Despite autumn dryness, above average crop forecasted

Harvesting of the 2017 winter barley started in mid-May and will finished by mid-July. Wheat harvesting is expected to start at the last decade of June and will continue until early August.

An autumn drought was reported across the major producing areas following a lack of significant precipitation between the end of September and early November 2016. Precipitations resumed in December and continued in January, but were too late for the establishment of winter grains in the colder growing areas such as Anatolian Plateau which became dormant by late November following a cold spell. Dormant crops usually rely on winter precipitation for spring emergence and establishment. However, timely moisture during the reproductive and grain filling development stages significantly improved yield prospects on the Anatolian Plateau, resulting in a forecast of a slightly above average harvest.

The first pre-harvest forecasts from the Turkish Statistical Institute indicate a 5 percent increase in cereal production in 2017 compared to last year, to about 37 million tonnes, including 21.8 million tonnes of wheat (a 6 percent increase on last year) and 15.1 million tonnes of coarse grains (a 3 percent improvement).

New support programme for agricultural products starting in 2017

A new subsidy allocation system for agricultural products, called the National Agriculture Project, will be implemented from 2017 (actual implementation date has not yet been announced). The Project aims to diversify Turkey’s agricultural production, increase productivity and reduce the planted area of water-intensive crops such as rice and soybeans in drought-prone areas. Within the new scheme, the country is divided into 941 agricultural basins based on climate and soil categories to subsidize specific crops for each zone. In total, 19 strategic crops, including wheat, barley, maize, rye, oats, triticale, paddy rice and forage crops, will be subsidized. Only wheat and forage crops will be subsidized in each basin.

Slightly higher cereal imports forecast in 2017/18, while exports expected to slightly lower

The country is both a cereal importer and exporter, importing wheat and exporting wheat products such as pasta and flour.

Under the current importing regime, exporters of wheat products are eligible to obtain special import licenses when they export wheat flour, pasta, biscuits, etc. These licences are currently traded at USD 100 per tonne.

In the 2017/18 marketing year (July/June), aggregate cereal imports, mainly wheat, are forecast to increase to 7.4 million tonnes (up 4 percent) compared to last year’s 7.1 million tonnes.

The Russian Federation is historically the leading supplier of wheat. The imported wheat is used primarily for processing.

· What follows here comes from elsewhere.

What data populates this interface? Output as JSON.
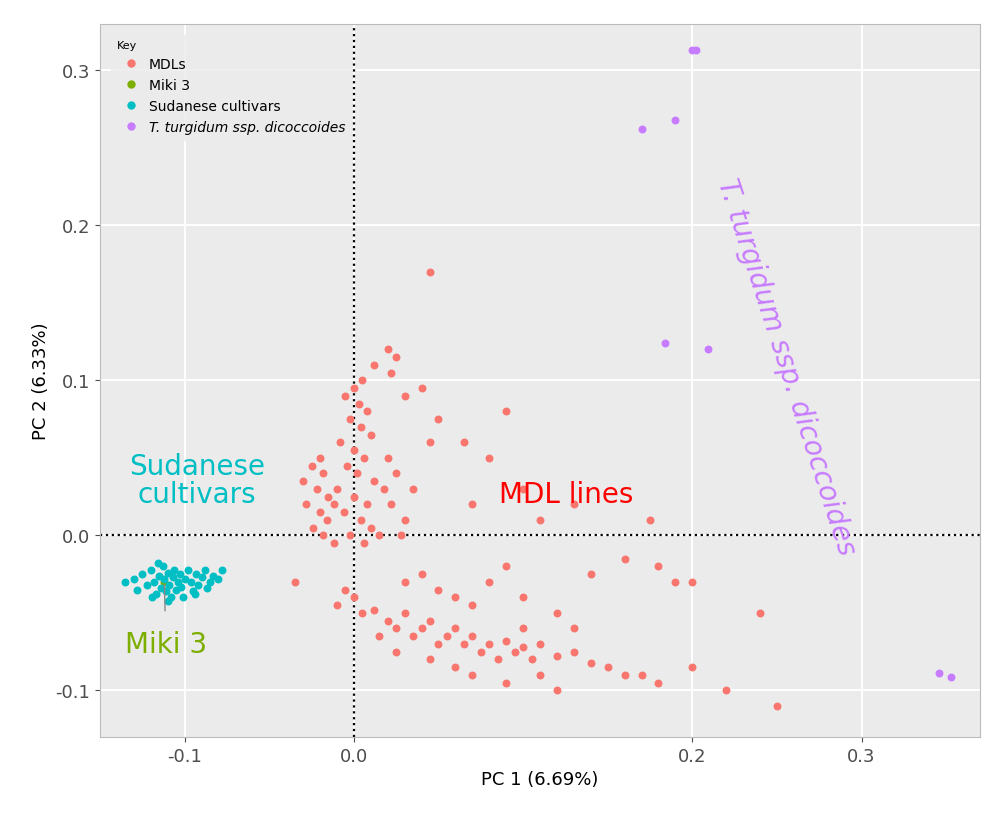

Cereal exports, mainly wheat flour and durum wheat, are forecast to decrease slightly to 4.1 million tonnes, some 8 percent above the five-year average. The country remains one of the leading exporters of wheat flour in the world. Iraq, the Sudan and the Syrian Arab Republic account for over 60 percent of country’s total exports of wheat products.

Food inflation increased in May 2017

Latest figures from the Turkish Statistical Institute indicate an annual food inflation rate of 17 percent in May 2017 compared to 3.29 percent in November 2016. The overall CPI in May 2017 stood at 11.7 percent up from 7 percent in November 2016, supported mainly by weaker Turkish Lira. The official medium-term inflation target in the country is 5 percent.

Stable number of Syrian Arab Republic refugees

According to UNHCR, the total number of Syrian Arab Republic refugees in the neighbouring countries exceeded 5 million by early June 2017, mostly residing in Turkey, Jordan, Lebanon and Iraq. The number of Syrian Arab Republic refugees in the region started increasing towards the end of 2013, and grew steadily until early 2016. The number of Syrian Arab Republic refugees registered in the country was estimated at close to 3 million, relatively stable since March 2016. However, a large number of refugees is probably not being registered. More than 90 percent of the refugees in the country live outside of the camps in urban and peri-urban areas. Some 70 percent of the refugees are children and women.